Now, we know that sometimes we fail; that’s why we confess our sins and look forward to a fresh start. Many of the folks whose lives we touch will not want to join us, either because we failed to be inclusive, or for some reason beyond our control. It’s good to be gentle with ourselves about this, because while the Church may lose people, God won’t. In the meantime, many people will want to join us. And so we will keep adding more chairs to the table, because a congregation with an outward focus is most useful to the Holy Spirit.
Inclusivity is hard work, of course. We might feel shy about sharing our story with others. We might feel we don’t know how to include without seeming presumptuous, to share our faith without sounding condescending. We may find that it’s tough to dedicate ourselves to building community without sacrificing more of our independence than we’d like.
But those are just minor hurdles. Did you hear Jesus’ words today? Jesus tells us the poor are blessed, but woe to the rich—the hungry are blessed, but woe to the well-fed. He tells us that when we are persecuted, we are blessed, but that when all speak well of us, we’re in trouble. Leonard Cohen once sang of “the staggering account of the Sermon on the Mount/Which I don’t pretend to understand at all.” We, too, might hardly recognize any sense in these sayings. They run contrary to our common-sense observations of the world. And to embrace these standards fully may even be to invite danger on ourselves and those we love.
So we should not be surprised that often we find we cannot just turn the other cheek, even when we know that’s the goal. We cannot love our enemies and pray for our abusers, even when we know that’s what’s been asked of us. We know the gold standard—we just can’t do it. What are we to do, then? How do we include those whose actions are hostile to the possibility of community?
There is much work we can do in this area, too, but hear me well when I say this: We are not required to include those who exclude and harm others. If you invite in both sheep and wolves, then in the end you’ll only have wolves. A former mentor of mine put it this way: “All are welcome at this table except those who would unseat others from the table.” We established that we plant Justice first, that Humility and Inclusivity may follow. This table is a sign and a symbol of God’s heavenly table. It is not, itself, the full realization of what God wants for us, because we cannot complete that work hurriedly or carelessly.
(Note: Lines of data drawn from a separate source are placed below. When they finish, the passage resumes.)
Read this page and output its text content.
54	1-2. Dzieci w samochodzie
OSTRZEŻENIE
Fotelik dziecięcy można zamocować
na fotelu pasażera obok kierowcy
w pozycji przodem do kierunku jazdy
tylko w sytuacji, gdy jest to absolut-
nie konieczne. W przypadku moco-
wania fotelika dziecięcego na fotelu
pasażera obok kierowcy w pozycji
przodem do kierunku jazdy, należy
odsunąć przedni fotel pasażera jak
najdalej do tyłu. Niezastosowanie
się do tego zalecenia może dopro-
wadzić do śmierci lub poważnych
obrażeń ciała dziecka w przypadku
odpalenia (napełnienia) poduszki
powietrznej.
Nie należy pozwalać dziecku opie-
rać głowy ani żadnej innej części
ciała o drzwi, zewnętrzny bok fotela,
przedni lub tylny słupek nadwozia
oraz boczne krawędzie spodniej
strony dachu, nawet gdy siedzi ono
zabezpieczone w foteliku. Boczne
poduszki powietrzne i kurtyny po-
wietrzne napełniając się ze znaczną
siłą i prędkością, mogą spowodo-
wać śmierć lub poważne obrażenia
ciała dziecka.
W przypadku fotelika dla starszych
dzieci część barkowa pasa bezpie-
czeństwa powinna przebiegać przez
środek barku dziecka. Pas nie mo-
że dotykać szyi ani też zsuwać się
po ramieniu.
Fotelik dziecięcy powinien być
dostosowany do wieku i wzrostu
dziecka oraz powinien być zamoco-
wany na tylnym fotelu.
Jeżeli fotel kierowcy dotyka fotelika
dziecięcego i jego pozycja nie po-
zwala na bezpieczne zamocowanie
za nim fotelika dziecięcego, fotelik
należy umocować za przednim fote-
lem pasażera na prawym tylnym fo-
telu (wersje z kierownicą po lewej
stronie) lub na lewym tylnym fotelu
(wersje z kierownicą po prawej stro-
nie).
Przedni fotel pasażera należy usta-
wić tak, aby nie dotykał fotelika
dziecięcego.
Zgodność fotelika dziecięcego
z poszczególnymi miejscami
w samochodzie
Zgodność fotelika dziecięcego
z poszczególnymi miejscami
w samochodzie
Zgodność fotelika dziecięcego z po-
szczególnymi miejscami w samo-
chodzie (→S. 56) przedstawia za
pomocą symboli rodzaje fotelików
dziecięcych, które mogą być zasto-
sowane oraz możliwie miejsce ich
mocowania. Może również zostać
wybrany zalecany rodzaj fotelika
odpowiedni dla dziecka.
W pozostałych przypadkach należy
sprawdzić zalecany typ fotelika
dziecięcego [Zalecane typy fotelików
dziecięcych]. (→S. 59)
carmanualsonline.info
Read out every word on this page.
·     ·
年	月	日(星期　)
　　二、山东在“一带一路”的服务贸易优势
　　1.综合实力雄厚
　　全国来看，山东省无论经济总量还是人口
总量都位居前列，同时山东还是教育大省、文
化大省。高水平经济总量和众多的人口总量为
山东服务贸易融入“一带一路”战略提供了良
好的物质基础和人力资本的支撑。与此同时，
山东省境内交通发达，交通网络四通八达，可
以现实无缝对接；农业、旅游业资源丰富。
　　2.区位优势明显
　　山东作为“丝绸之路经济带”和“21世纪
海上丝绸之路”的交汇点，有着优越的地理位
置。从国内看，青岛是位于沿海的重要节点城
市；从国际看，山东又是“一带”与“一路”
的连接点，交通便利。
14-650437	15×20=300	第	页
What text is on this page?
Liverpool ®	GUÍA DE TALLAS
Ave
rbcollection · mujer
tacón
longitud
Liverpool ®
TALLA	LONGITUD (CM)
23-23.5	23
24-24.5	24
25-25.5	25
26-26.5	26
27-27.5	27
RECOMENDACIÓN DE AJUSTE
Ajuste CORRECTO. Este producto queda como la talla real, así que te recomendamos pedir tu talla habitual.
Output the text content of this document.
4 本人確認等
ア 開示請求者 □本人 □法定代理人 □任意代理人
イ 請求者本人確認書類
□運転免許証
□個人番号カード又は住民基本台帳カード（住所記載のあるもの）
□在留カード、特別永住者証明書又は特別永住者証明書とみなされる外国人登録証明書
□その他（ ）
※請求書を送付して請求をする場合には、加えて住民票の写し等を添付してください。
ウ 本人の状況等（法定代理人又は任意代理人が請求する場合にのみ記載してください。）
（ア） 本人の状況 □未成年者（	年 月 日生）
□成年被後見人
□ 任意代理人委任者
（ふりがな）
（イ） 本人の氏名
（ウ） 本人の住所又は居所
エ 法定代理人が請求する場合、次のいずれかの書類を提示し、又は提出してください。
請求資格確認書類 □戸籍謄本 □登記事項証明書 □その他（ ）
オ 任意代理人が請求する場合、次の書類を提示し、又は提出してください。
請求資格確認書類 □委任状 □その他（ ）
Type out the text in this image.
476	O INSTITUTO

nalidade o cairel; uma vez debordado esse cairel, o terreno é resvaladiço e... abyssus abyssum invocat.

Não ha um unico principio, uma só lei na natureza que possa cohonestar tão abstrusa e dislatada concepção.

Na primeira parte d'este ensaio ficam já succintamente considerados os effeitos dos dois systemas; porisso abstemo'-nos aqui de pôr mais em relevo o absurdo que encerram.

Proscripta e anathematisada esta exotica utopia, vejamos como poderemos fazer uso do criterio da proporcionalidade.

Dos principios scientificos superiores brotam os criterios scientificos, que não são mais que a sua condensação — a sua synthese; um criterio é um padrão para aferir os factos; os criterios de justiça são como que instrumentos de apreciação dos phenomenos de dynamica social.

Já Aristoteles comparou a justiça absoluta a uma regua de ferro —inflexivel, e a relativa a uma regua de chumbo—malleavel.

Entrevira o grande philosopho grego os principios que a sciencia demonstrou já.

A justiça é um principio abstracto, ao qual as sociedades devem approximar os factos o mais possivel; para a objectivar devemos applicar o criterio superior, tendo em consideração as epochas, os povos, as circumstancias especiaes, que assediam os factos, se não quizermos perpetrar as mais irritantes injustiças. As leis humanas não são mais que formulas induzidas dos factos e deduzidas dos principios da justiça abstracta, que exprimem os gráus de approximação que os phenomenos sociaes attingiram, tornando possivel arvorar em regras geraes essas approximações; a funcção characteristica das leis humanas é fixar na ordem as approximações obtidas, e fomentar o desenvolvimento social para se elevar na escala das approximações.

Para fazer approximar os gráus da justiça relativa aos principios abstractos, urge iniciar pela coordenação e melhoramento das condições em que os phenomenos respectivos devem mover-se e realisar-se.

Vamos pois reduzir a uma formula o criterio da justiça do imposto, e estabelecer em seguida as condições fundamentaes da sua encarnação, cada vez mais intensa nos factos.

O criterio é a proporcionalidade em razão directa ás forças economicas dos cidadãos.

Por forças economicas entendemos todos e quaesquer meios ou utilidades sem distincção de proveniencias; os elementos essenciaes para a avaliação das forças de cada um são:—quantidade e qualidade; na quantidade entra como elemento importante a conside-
That larger table is the end of our Christian hope and the focus of the trust we strive to build all our lives. In some mysterious way, someday all pain and trauma will be healed, and all people will be reconciled to one another. God will triumph. But God insists on sharing that triumph with us, inviting us to succeed and to fail and to learn and grow through it all. Until then, we work and we pray. And on that great Day, we will all join around that heavenly banquet table … the table that really is big enough for the whole world. Amen.